Discrimination against LGBTQ+ employees has evolved rather than disappeared, according to Daniel Winterfeldt, a partner at Reed Smith.
Speaking on a panel at the EUROUT 2019 conference, Winterfeldt said that while there has been progress in LGBTQ+ equality and inclusion in the workplace, discrimination still exists.
“Discrimination just looks different now. So are you getting fair bonuses and fair pay?” he said. “It’s just that people are politer about it.”
David Pearson, director of global inclusion and diversity at KPMG, said that 20 or 30 years ago the aim was for everyone to have “basic rights” in the workplace, as back then some people were losing their jobs because of their sexual orientation .
These basic rights are now there but “individuals' experiences in the workplace are still often suboptimal”. “This whole topic is riddled with paradox. As on the one hand we have made progress in the workplace… but the individual experiences of individual people can still be at odds with this progress," he said.
Pearson said bisexual employees face more barriers than other LGBTQ+ employees. “There’s a lot of gay inclusion, lesbian inclusion, there’s starting to be some trans inclusion, but bi? There’s not a lot,” he said, pointing out that other colleagues struggle to understand when someone has a partner who is a different gender to their former partner.
“There’s a lack of understanding even among people in the LGBTQ+ community. You’re put in a box and that takes you back to those days we were in 20 years ago,” he said. “So to say we’ve made progress in these areas unfortunately undermines our responsibility.”
Antonia Belcher, founding partner of MHBC, said “transgender inclusion is some way behind” as well. “We all want to be inclusive but in the trans community it’s hard to see that as there’s such a range of perspectives,” she said.
“And we’re behind the curve as we’re on the coat-tails of the LGB movement, so it’s hard to see how it’s going to develop across the wider business sphere.”
She spoke of her experience transitioning from a 40-year-old male in a “blue-blooded consultancy”, where she felt the only reason they didn’t want her to leave was for commercial reasons.
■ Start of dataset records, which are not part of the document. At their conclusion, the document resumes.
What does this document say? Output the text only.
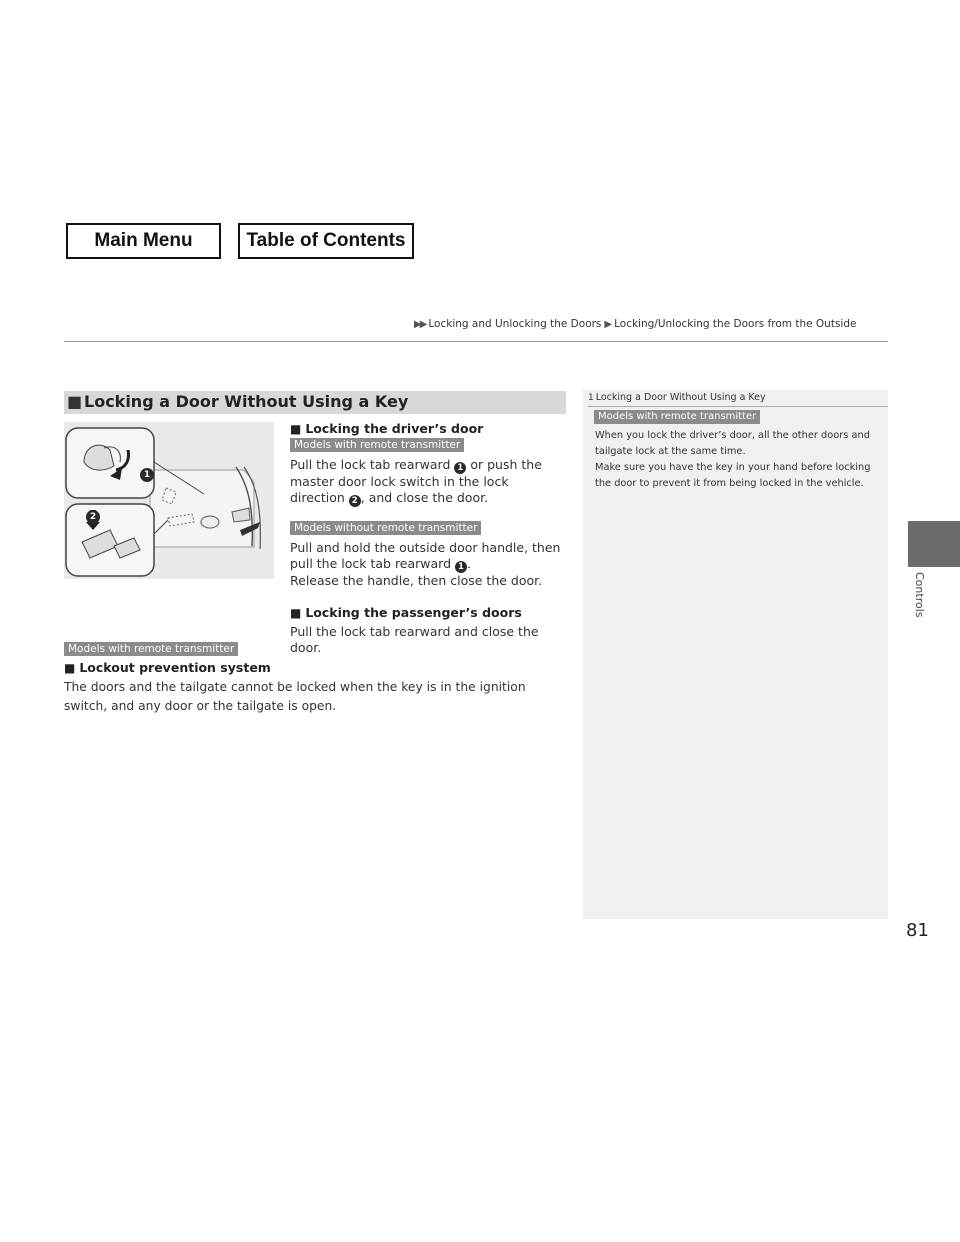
Main Menu	Table of Contents
▶▶ Locking and Unlocking the Doors ▶ Locking/Unlocking the Doors from the Outside
■ Locking a Door Without Using a Key
1
2
■ Locking the driver’s door
Models with remote transmitter
Pull the lock tab rearward 1 or push the master door lock switch in the lock direction 2 , and close the door.
Models without remote transmitter
Pull and hold the outside door handle, then pull the lock tab rearward 1 .
Release the handle, then close the door.
■ Locking the passenger’s doors
Pull the lock tab rearward and close the door.
Models with remote transmitter
■ Lockout prevention system
The doors and the tailgate cannot be locked when the key is in the ignition switch, and any door or the tailgate is open.
1 Locking a Door Without Using a Key
Models with remote transmitter
When you lock the driver’s door, all the other doors and tailgate lock at the same time.
Make sure you have the key in your hand before locking the door to prevent it from being locked in the vehicle.
Controls
81
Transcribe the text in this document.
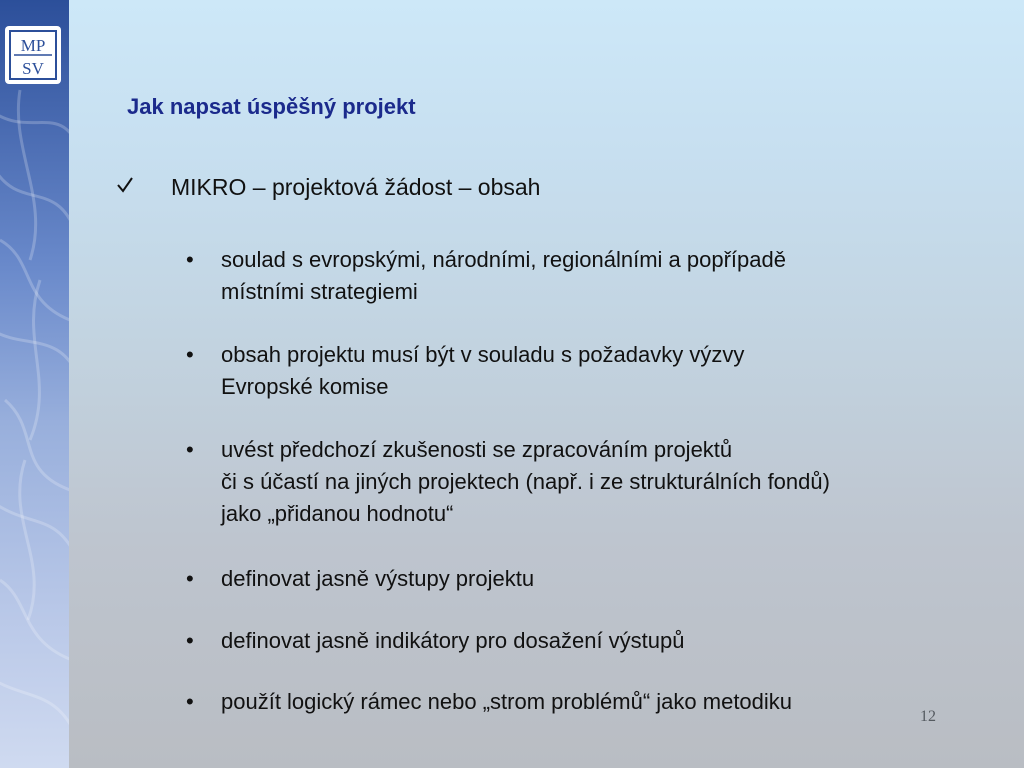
MP
SV
Jak napsat úspěšný projekt
MIKRO – projektová žádost – obsah
•	soulad s evropskými, národními, regionálními a popřípadě
místními strategiemi
•	obsah projektu musí být v souladu s požadavky výzvy
Evropské komise
•	uvést předchozí zkušenosti se zpracováním projektů
či s účastí na jiných projektech (např. i ze strukturálních fondů)
jako „přidanou hodnotu“
•	definovat jasně výstupy projektu
•	definovat jasně indikátory pro dosažení výstupů
•	použít logický rámec nebo „strom problémů“ jako metodiku
12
However, some progress has been made on inclusion of transgender employees in the workplace since then, she said.
“Lots of organisations are doing trans training… but they have no employees who are visibly out,” said Winterfeldt. “It’s not easy to say what a trans- or LGBTQ+-friendly employer looks like as what it looks like on the outside might not be the same as on the inside.”
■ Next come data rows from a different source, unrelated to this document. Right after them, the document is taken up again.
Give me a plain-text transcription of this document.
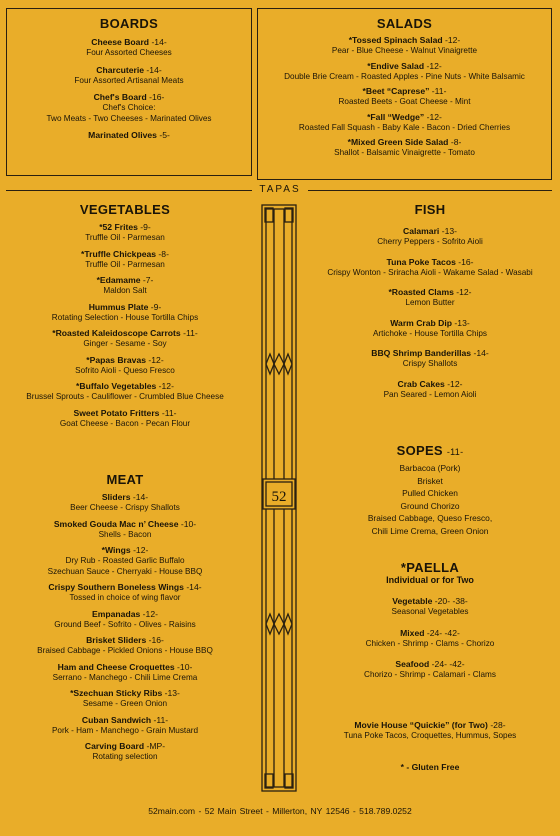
BOARDS
Cheese Board -14-
Four Assorted Cheeses
Charcuterie -14-
Four Assorted Artisanal Meats
Chef's Board -16-
Chef's Choice:
Two Meats - Two Cheeses - Marinated Olives
Marinated Olives -5-
SALADS
*Tossed Spinach Salad -12-
Pear - Blue Cheese - Walnut Vinaigrette
*Endive Salad -12-
Double Brie Cream - Roasted Apples - Pine Nuts - White Balsamic
*Beet “Caprese” -11-
Roasted Beets - Goat Cheese - Mint
*Fall “Wedge” -12-
Roasted Fall Squash - Baby Kale - Bacon - Dried Cherries
*Mixed Green Side Salad -8-
Shallot - Balsamic Vinaigrette - Tomato
TAPAS
VEGETABLES
*52 Frites -9-
Truffle Oil - Parmesan
*Truffle Chickpeas -8-
Truffle Oil - Parmesan
*Edamame -7-
Maldon Salt
Hummus Plate -9-
Rotating Selection - House Tortilla Chips
*Roasted Kaleidoscope Carrots -11-
Ginger - Sesame - Soy
*Papas Bravas -12-
Sofrito Aioli - Queso Fresco
*Buffalo Vegetables -12-
Brussel Sprouts - Cauliflower - Crumbled Blue Cheese
Sweet Potato Fritters -11-
Goat Cheese - Bacon - Pecan Flour
MEAT
Sliders -14-
Beer Cheese - Crispy Shallots
Smoked Gouda Mac n’ Cheese -10-
Shells - Bacon
*Wings -12-
Dry Rub - Roasted Garlic Buffalo
Szechuan Sauce - Cherryaki - House BBQ
Crispy Southern Boneless Wings -14-
Tossed in choice of wing flavor
Empanadas -12-
Ground Beef - Sofrito - Olives - Raisins
Brisket Sliders -16-
Braised Cabbage - Pickled Onions - House BBQ
Ham and Cheese Croquettes -10-
Serrano - Manchego - Chili Lime Crema
*Szechuan Sticky Ribs -13-
Sesame - Green Onion
Cuban Sandwich -11-
Pork - Ham - Manchego - Grain Mustard
Carving Board -MP-
Rotating selection
52
FISH
Calamari -13-
Cherry Peppers - Sofrito Aioli
Tuna Poke Tacos -16-
Crispy Wonton - Sriracha Aioli - Wakame Salad - Wasabi
*Roasted Clams -12-
Lemon Butter
Warm Crab Dip -13-
Artichoke - House Tortilla Chips
BBQ Shrimp Banderillas -14-
Crispy Shallots
Crab Cakes -12-
Pan Seared - Lemon Aioli
SOPES -11-
Barbacoa (Pork)
Brisket
Pulled Chicken
Ground Chorizo
Braised Cabbage, Queso Fresco,
Chili Lime Crema, Green Onion
*PAELLA
Individual or for Two
Vegetable -20- -38-
Seasonal Vegetables
Mixed -24- -42-
Chicken - Shrimp - Clams - Chorizo
Seafood -24- -42-
Chorizo - Shrimp - Calamari - Clams
Movie House “Quickie” (for Two) -28-
Tuna Poke Tacos, Croquettes, Hummus, Sopes
* - Gluten Free
52main.com - 52 Main Street - Millerton, NY 12546 - 518.789.0252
Policies and programmes don’t necessarily create inclusive environments, added Laura Holleman, managing director and general counsel in the investment banking division at Goldman Sachs. “It’s not about programmes; it’s about the experience people have in the workplace,” she said.
There’s a danger that many firms “rainbow-wash” the business but don’t actually provide safe environments, agreed Teun Hermsen, chief of staff Europe at McKinsey & Company. “We rainbow-wash corporate images but it’s about what happens in the workplace,” he said.
“Corporate activism is not CSR and it’s not rainbow marketing but it’s: do you create those safe spaces in Saudi Arabia, Africa, India and other countries [where laws and attitudes are less progressive] and do you connect people?
“So if people don’t have that safe space in the society they live in they can at least have some of that in the workplace. As we don’t change societies just like that but we can change things in our workplaces.”
The LGBTQ+ individual should feel “safe and sponsored”, said Hermsen, adding that it’s about “more than just feeling safe”.
The panel went on to highlight the challenge that, while young people feel more able to be out in the workplace, many senior leaders have spent their careers feeling unable to bring their true selves to work. “That’s the challenge with senior leaders,” said Holleman. “Once you’ve been lying to everyone for 20 years people think 'is now really the time?' So there are few role models for many reasons.”
The people who do choose to be open in the workplace also risk getting “role-model fatigue”, added Pearson. “For the person who is openly transgender in the workplace they become the person the business goes to about policies etc,” he said. “It’s tiring as they also have a day job.”
What’s most important is that employees are listened to, Pearson added: “If you’re in a privileged position it can be tempting to be the saviour, but you don’t necessarily know what other people might want and need. So go with humility and ask.”
Holleman agreed: “If we can’t find a path to understanding each other that involves shutting up and listening we can’t make any progress, as we all need to inhabit the same space. Inclusion is not about 'I’ll include you because I understand you, but not you because I can’t understand you'.”